Mr. Strand was a Norwegian first and a school principal second - though he is remembered as the latter by students, including U.S. Sen. Patty Murray (class of `68) - who passed through Bothell High School during his tenure, 1956 to 1974.
Born to immigrant parents in Poulsbo, he grew up with old-country values. He had a keen sense of right and wrong, which he applied at the schools where he taught or was an administrator.
He taught in Sumner before becoming principal in Bothell, where he also served on the City Council.
"He was our principal when my brother, sister and I went there," said his son, Alan Strand of Redmond. "This was when gentlemen didn't come to school unshaven, and girls always came in dresses.

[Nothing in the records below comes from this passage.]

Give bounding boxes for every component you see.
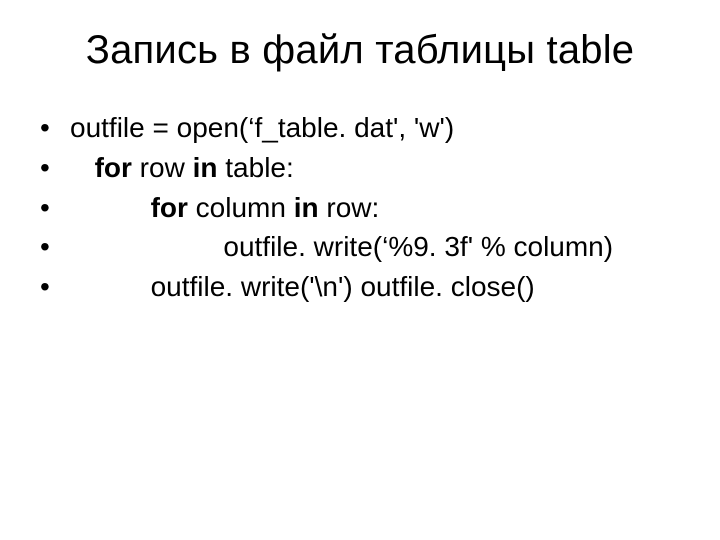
code-text: outfile = open(‘f_table. dat', 'w')	[70, 112, 454, 143]
list-item: for column in row:	[40, 189, 684, 227]
list-item: outfile. write('\n') outfile. close()	[40, 268, 684, 306]
code-text: row:	[319, 192, 380, 223]
slide-title: Запись в файл таблицы table	[36, 28, 684, 73]
code-text: outfile. write('\n') outfile. close()	[151, 271, 535, 302]
code-text: table:	[217, 152, 293, 183]
code-text: column	[188, 192, 294, 223]
code-text: outfile. write(‘%9. 3f' % column)	[223, 231, 613, 262]
keyword-in: in	[294, 192, 319, 223]
keyword-for: for	[151, 192, 188, 223]
list-item: for row in table:	[40, 149, 684, 187]
list-item: outfile. write(‘%9. 3f' % column)	[40, 228, 684, 266]
keyword-for: for	[95, 152, 132, 183]
keyword-in: in	[193, 152, 218, 183]
slide: Запись в файл таблицы table outfile = op…	[0, 0, 720, 540]
code-text: row	[132, 152, 193, 183]
list-item: outfile = open(‘f_table. dat', 'w')	[40, 109, 684, 147]
bullet-list: outfile = open(‘f_table. dat', 'w') for …	[36, 109, 684, 306]
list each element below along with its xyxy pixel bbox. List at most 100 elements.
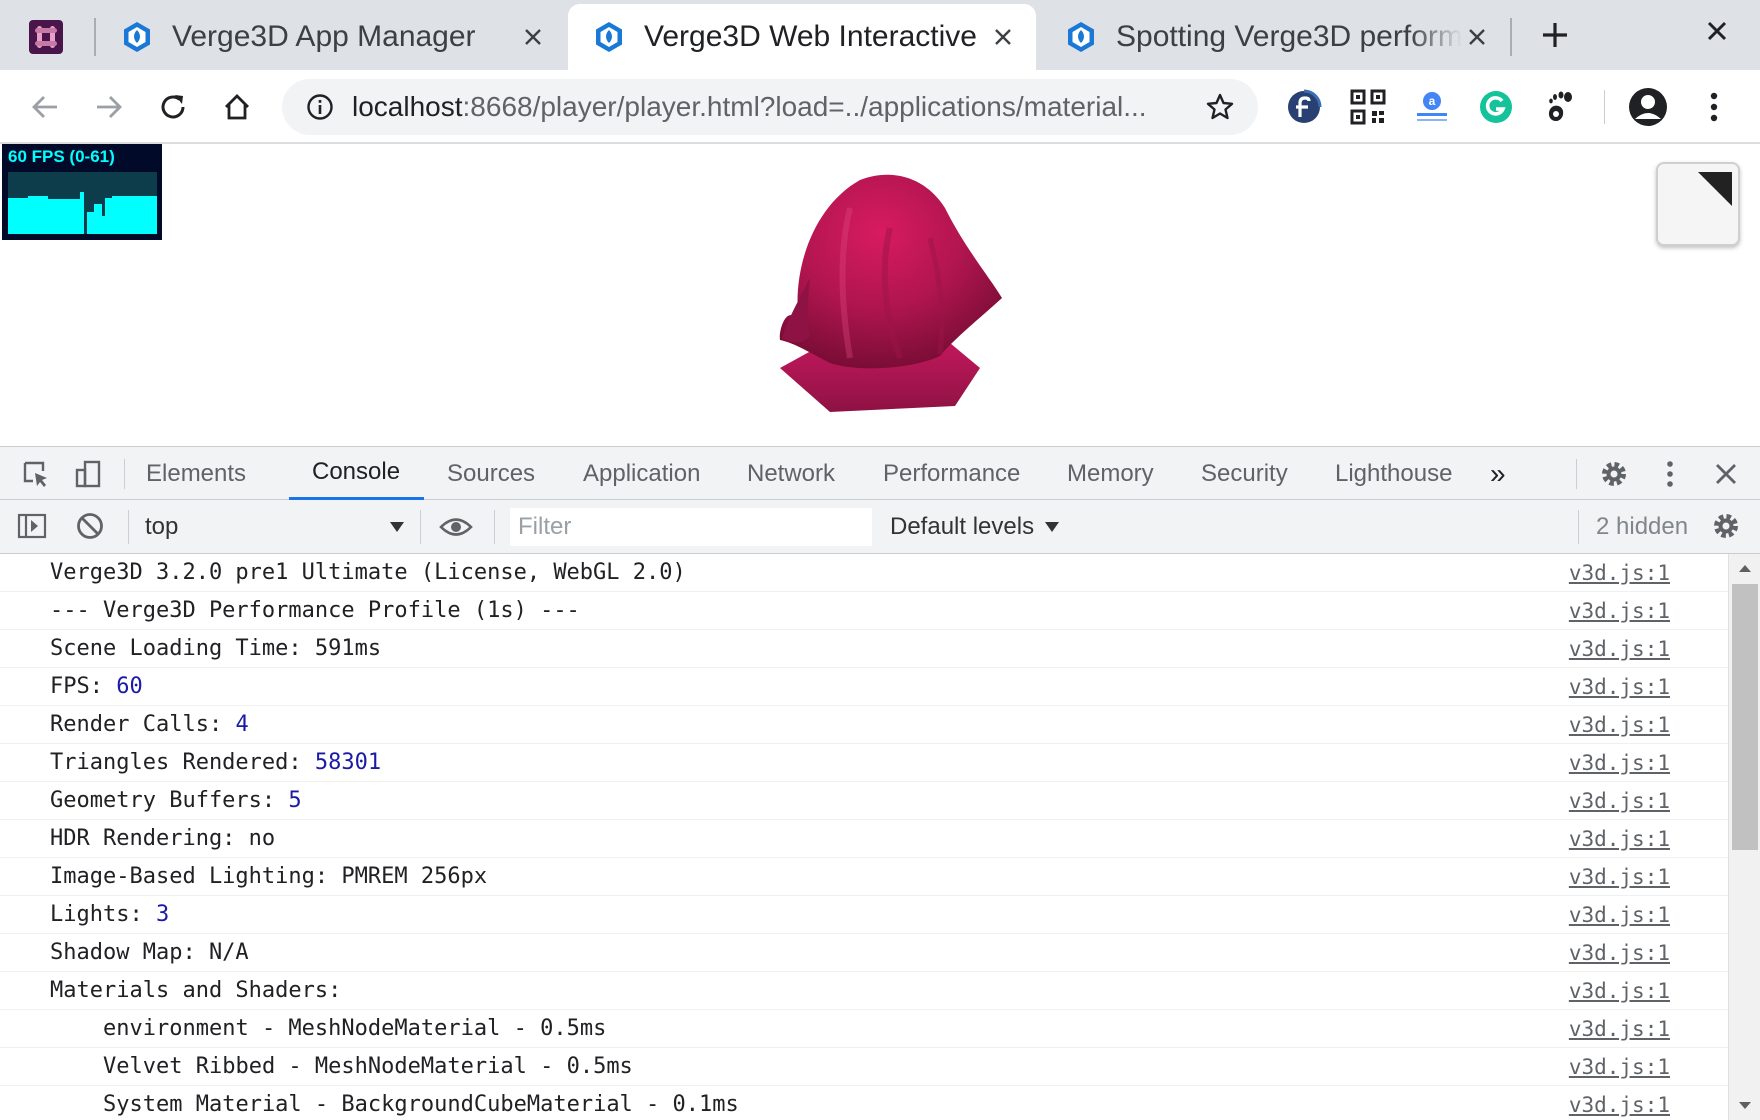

"He didn't lecture when we did wrong; he just had us admit it and then move on. He held no grudges."
Mr. Strand had helped support his family during the Depression, so his children were expected to learn the value of work. He encouraged them to earn money mowing lawns and picking berries.
"When we were out picking berries on a summer day, Dad would stop by, take off his sport coat and pick berries right beside us," said his son.
That sort of example-setting was one way Mr. Strand commanded respect. Another was asking youth and teachers to participate in solutions to problems, rather than issuing edicts.
"He never said an unkind word about anyone and no one said an unkind word about him," said his son. "He always asked teachers, `How can I help you do your job?' With students, he knew they'd have problems, but always asked them to work it through with him."
Mr. Strand, who in the 1970s served as president of the state Secondary Educators Association, felt different people learn differently. So he stressed academics and extracurricular activities equally.
Former colleague "Si" Siverson said Mr. Strand was extremely loyal, whether to fellow graduates of Pacific Lutheran University in Tacoma, his kids, or his staff.
Former University of Washington men's basketball coach Marv Harshman, who attended PLU after Mr. Strand, played golf with him. Harshman, whose wife is Swedish, would tell Swedish jokes about Norwegians.
But Mr. Strand, although serious at golf as well as in life, not only took it with good grace, but happily needled Harshman back.
Other survivors include his wife, Carla Cain Strand of Everett; son Norman of Gresham, Ore.; daughter Nancy Watts of Monroe; sister Dorothy Storseth and brother Peter Storseth, both of Seattle, and nine grandchildren. His first wife, Virginia, died in 1983.
Services have been held. Remembrances may be sent to First Lutheran Church of Bothell, 10207 N.E. 183rd St., Bothell, WA, 98011.